A pesar de todo su horror por el delito de robo, el israelita había incurrido a menudo en el tráfico deshonesto y el engaño en sus relaciones comerciales: “achicaremos la medida y subiremos el precio y falsearemos con engaño la balanza” (Amós 8:5; Romanos 2:21). Pese al aborrecimiento en que profesaban tener el adulterio, el pecado de David con Betsabé es una triste muestra de que aun el mejor de los israelitas había cometido el pecado que era reconocido como una característica del paganismo; y porque había dado ocasión a los enemigos del Señor de blasfemar, David incurrió inevitablemente en la ira divina (2Samuel 12:14). Mas aun, Dios había protestado por medio de Jeremías que la respuesta del pueblo escogido a la bondad de Dios había consistido en convertir la misma prosperidad que les había sido otorgada en un instrumento más de pecado, en una nueva oportunidad para cometer este odioso pecado: “Los sacié y adulteraron, y en casa de rameras se juntaron en compañías. Como caballos bien alimentados, cada cual relinchaba tras la mujer de su prójimo. ¿No había de castigar esto? dijo Jehová. De una nación como ésta, ¿no se había de vengar mi alma?” (Jeremías 5:7-9; Romanos 2:21)

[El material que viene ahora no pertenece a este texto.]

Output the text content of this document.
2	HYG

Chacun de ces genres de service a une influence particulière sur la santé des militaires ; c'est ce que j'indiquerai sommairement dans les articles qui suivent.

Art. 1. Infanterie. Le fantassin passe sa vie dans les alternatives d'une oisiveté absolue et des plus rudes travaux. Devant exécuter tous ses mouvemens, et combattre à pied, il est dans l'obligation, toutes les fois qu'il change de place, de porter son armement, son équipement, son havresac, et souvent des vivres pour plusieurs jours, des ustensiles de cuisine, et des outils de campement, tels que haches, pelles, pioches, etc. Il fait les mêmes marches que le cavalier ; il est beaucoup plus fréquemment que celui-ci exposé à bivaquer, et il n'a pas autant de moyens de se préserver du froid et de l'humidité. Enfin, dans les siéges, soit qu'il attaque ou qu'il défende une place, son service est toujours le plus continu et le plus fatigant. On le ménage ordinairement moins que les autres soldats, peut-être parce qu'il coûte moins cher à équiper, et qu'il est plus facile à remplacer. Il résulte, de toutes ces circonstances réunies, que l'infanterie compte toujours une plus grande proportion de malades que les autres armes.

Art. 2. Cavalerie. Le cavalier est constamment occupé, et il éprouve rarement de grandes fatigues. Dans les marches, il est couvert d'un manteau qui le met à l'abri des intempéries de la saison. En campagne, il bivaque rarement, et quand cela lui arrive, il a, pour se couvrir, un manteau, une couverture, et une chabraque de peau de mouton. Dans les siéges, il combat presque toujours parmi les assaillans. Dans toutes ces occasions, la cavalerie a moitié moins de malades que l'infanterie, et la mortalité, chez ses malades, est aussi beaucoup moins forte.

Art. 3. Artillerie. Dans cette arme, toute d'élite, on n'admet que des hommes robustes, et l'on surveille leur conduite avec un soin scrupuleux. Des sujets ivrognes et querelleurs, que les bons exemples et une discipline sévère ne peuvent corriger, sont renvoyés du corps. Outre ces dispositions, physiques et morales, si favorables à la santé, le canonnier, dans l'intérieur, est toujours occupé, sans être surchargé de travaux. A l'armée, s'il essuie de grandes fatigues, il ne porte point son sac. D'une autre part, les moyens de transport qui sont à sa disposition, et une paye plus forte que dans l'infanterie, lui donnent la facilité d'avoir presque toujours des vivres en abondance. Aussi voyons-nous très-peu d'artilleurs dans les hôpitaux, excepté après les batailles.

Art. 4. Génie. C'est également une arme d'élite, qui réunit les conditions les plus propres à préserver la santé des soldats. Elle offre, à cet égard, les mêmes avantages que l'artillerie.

“Tú que abominas de los ídolos,
¿cometes sacrilegio?”, acusa Pablo a sus hermanos de raza. Eran culpables de
haber robado a Dios. Por medio del profeta Malaquías, el Señor denunció la
laxitud con que eran celebrados los sacrificios que exigía la ley ritual del
antiguo pacto: “¿Robará el hombre a Dios? Pues vosotros me habéis robado. Y
dijisteis: ¿En qué hemos robado? En vuestros diezmos y ofrendas. Malditos sois
con maldición, porque vosotros, la nación toda, me habéis robado” (Malaquías
3:8, 9; Romanos 2:22). Por más que se gloriara en la ley de Moisés, el
israelita, al transgredirla, deshonraba a Dios que se la había dado en
presencia de toldos los pueblos vecinos: “He tenido dolor al ver mi santo nombre
profanado por la casa de Israel entre las naciones adonde fueron” (Ezequiel
36:20-23; Romanos 2:23). El orgullo les impedía comprender que la circuncisión
no podía ofrecer ninguna seguridad a los transgresores de la ley. La
circuncisión era una señal, o sello, del pacto; pero si las obligaciones
morales impuestas por el pacto eran descuidadas, la circuncisión no tenía más
valor que la incircuncisión (Romanos 2:25). Ni siquiera la membresía en la
congregación visible de Israel implicaba necesariamente la pertenencia al
verdadero Israel de Dios, en el cual se exigía algo más del creyente que la
puntillosa observancia de la letra de la ley. Dios pedía una adoración íntima
del corazón, una devoción que sólo él podía reconocer y cuya alabanza él sólo
podía otorgar (Romanos 2:28, 29)
A través de las dramáticas preguntas
que cierran el capítulo dos de Romanos, Pablo dirige nuestra atención al hecho
de que quienes se enorgullecen de ser el pueblo de Dios estaban sujetos todavía
a la ira divina que aquellos que se encontraban fuera de los privilegios del
pacto divino, porque “a todo aquel a quien se haya dado mucho, mucho se le
demandará; y al que mucho se le haya confiado, más se le pedirá” (Lucas 12:48).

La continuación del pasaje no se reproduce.